Aménagement

Un quartier centré sur le Rhin entre Strasbourg et Kehl

Cinq équipes de conception inspireront l’urbanisation des anciennes emprises douanières françaises et allemandes, sur quatre hectares de part et d’autre du Rhin à Strasbourg et Kehl.

Pour se ménager la possibilité de marier plusieurs équipes de conception urbaine susceptibles de transformer leur ancienne cour douanière, Strasbourg et Kehl ont choisi le droit allemand. Présidé par Henri Bava, fondateur de l’Agence TER, le jury d’urbanisme transfrontalier a décerné quatre prix, dont deux premiers ex-aequo, à l’issue de sa réunion du 17 janvier. Les rémunérations atteignent 35 000 euros pour les deux champions, 15 000 et 10 000 pour les troisième et quatrième prix. Les deux maîtres d’ouvrage ont acheté les idées d’une cinquième équipe pour 5000 euros.

 

Des différences légitimées

 

« J’avoue avoir connu des moments d’angoisse, en mesurant la différence entre nos deux identités : en Allemagne, un village dense au bord du Rhin ; en France, une grande ville autour de l’Ill. Cette procédure allait-elle aboutir ? » Roland Ries, maire de Strasbourg, ne cache ni ses états d’âme, ni les fossés culturels et géographiques qui séparent les deux rives du Rhin. « A l’élan d’enthousiasme caractéristique des concours d’architecture et d’urbanisme français, l’Allemagne oppose sa culture du consensus et du compromis, qui donne une dimension plus bureaucratique à ce type de consultation », commente Henri Bava. La topographie des lieux complique l’approche conjointe : alors qu’une digue protège Kehl du fleuve, Strasbourg se réserve la possibilité d’un front urbain directement connecté au Rhin.

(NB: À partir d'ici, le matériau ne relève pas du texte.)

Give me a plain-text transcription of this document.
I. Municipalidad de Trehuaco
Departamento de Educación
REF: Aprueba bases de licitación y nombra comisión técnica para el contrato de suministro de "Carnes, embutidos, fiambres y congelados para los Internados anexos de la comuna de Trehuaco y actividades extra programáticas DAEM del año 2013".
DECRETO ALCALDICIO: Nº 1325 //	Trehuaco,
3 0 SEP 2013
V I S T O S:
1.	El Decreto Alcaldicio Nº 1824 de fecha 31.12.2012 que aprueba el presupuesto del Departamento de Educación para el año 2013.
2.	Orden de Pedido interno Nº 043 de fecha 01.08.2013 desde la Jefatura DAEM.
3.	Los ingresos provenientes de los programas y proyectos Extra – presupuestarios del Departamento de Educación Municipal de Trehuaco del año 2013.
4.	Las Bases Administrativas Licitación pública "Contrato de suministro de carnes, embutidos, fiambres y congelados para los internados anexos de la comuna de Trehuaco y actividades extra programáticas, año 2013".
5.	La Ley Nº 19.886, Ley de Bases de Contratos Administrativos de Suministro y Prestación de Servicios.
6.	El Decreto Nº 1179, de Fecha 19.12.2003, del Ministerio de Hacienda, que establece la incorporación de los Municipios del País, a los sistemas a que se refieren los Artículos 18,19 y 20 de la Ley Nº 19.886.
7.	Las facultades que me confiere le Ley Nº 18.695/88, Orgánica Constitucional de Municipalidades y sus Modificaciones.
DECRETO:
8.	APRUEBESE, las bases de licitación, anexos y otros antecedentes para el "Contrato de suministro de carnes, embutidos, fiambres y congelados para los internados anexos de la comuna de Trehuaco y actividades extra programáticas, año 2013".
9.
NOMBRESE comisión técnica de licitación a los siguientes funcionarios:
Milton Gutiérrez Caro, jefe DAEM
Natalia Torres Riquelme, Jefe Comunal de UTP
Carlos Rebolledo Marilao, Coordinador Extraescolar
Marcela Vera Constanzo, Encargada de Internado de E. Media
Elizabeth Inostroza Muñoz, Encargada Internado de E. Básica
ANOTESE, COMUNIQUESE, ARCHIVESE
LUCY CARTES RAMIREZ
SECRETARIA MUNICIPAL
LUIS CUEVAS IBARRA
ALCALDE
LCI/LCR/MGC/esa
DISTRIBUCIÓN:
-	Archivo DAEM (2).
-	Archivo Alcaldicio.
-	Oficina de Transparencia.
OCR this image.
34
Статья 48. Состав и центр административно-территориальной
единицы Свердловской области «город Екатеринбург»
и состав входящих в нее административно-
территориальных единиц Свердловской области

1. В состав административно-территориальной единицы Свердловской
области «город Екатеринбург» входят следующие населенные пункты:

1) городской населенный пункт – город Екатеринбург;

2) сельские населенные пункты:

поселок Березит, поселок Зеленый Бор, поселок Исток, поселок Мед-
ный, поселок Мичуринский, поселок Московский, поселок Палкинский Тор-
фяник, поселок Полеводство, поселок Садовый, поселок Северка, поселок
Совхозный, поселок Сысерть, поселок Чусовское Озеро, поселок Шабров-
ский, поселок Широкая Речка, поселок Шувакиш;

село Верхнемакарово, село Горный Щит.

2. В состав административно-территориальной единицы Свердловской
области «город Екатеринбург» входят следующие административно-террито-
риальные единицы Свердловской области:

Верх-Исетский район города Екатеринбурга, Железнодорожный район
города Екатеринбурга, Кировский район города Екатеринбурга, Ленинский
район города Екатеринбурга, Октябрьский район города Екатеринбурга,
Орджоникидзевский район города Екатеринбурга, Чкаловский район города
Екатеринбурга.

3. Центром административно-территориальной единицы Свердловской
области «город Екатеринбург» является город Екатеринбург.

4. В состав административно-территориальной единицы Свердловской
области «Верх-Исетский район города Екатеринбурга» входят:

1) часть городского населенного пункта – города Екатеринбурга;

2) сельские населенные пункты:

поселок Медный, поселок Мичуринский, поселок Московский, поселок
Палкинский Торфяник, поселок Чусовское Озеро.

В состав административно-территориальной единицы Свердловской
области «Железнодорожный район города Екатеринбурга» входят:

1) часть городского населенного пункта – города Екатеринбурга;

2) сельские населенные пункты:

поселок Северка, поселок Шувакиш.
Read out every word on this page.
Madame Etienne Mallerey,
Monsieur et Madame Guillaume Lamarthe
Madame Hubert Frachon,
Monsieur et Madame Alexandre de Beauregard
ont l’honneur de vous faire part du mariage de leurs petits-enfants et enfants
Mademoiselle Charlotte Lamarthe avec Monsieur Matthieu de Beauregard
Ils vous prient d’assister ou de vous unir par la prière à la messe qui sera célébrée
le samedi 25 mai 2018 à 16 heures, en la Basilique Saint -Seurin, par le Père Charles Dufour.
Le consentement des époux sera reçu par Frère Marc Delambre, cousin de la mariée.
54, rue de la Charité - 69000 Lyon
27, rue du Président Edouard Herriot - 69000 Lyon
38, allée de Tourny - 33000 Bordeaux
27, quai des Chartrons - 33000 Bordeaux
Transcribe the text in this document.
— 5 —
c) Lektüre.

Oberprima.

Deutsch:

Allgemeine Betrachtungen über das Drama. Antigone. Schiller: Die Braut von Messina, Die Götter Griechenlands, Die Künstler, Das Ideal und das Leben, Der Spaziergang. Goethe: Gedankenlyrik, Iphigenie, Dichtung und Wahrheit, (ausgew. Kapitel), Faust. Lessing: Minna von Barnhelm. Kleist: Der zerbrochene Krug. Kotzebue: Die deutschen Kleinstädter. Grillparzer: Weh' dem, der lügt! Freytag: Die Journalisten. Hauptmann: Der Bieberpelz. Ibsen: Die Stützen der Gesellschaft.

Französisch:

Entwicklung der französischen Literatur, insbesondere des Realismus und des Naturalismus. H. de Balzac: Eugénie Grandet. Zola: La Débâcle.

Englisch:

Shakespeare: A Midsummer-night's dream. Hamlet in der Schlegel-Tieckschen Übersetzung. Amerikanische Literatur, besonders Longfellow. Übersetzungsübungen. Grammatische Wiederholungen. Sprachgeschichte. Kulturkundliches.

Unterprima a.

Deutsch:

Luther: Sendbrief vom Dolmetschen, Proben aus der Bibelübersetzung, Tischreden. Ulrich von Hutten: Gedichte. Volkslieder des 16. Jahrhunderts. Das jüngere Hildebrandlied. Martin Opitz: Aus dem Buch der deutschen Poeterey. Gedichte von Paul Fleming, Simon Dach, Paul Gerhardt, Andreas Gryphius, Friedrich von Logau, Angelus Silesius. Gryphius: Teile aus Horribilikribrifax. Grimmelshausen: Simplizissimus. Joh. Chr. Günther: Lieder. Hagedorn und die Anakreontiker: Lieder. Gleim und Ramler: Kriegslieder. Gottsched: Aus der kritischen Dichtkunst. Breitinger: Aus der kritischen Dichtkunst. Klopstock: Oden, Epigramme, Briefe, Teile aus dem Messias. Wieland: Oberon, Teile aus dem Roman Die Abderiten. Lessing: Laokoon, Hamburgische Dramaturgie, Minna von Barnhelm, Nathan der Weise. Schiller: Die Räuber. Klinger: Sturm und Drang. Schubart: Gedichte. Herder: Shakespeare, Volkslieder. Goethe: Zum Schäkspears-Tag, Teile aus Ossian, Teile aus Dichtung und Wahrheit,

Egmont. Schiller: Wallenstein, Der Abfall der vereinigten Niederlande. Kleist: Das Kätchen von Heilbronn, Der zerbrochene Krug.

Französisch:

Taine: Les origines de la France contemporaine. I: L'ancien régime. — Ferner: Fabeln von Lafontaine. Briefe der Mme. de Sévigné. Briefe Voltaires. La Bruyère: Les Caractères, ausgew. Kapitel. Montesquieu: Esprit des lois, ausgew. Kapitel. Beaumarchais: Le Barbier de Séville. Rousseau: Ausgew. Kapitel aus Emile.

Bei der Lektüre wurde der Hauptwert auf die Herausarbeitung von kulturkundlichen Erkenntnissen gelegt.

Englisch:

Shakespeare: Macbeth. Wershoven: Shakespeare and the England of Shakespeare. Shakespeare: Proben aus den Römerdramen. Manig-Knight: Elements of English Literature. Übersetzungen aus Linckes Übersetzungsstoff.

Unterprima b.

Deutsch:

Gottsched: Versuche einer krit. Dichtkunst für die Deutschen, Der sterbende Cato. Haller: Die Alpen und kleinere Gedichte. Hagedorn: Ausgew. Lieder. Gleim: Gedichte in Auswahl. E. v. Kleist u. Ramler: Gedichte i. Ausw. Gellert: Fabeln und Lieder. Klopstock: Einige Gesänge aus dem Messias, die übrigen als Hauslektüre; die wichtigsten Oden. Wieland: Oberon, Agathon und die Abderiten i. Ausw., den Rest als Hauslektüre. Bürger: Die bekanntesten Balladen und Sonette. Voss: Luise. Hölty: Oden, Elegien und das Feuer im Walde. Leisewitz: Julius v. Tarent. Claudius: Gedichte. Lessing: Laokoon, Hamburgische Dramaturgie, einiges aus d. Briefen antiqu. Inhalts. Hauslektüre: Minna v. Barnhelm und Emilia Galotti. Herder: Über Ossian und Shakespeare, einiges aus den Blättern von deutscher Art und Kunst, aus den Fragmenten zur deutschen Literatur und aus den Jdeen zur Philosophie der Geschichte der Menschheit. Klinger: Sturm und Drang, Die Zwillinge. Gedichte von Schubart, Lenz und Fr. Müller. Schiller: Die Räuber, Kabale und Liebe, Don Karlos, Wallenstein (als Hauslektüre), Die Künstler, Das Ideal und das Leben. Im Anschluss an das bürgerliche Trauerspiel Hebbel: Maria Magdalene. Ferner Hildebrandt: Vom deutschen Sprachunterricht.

L’unanimité s’est finalement constituée autour de la proposition d’un palmarès avec deux co-leaders, formulée par Gunther Petry, maire de Kehl. Les cinq équipes retenues répondent à des exigences complémentaires, tant du point de vue de la nature des opérations que de leur calendrier. La commune allemande continuera à piloter des études détaillées associant chacun des lauréats.

 

Epicentre d’une agglomération transfrontalière

 

Ce dénouement découle du programme national Ecocités, décliné dans la capitale alsacienne à travers un dossier défendu conjointement par les deux communes riveraines du Rhin, associées à la Communauté urbaine et au port autonome de Strasbourg. Thème du concours d’urbanisme jugé le 17 janvier, les emprises douanières en constituent l’épicentre. Elles donnent un contenu urbain à une démarche engagée au début des années 2000 sous un angle paysager, avec le Jardin des Deux Rives inauguré en 2004 au sud des cours douanières. Sur la rive française, les résultats du concours faciliteront la mise en cohérence de plusieurs projets déjà engagés ou prêts à démarrer : une crèche franco-allemande, un programme de 400 logements et une clinique privée.

L’emprise du projet se situe à l’extrémité orientale du schéma directeur des deux rives, dessiné par l’urbaniste Bernard Reichen avec le paysagiste Alfred Peter, sur les 195 hectares de friches qui séparent le centre de Strasbourg et la gare de Kehl. Ce schéma concrétise la mutation historique d’une ville qui a longtemps tourné le dos à ses voisins allemands et à son fleuve. D’ici à la fin 2013, une Zac Multisites marquera une étape opérationnelle majeure dans la mise en œuvre de cette vision. Jusqu’en 2017, la construction du tramway transfrontalier catalysera l’approche urbaine conjointe des deux villes.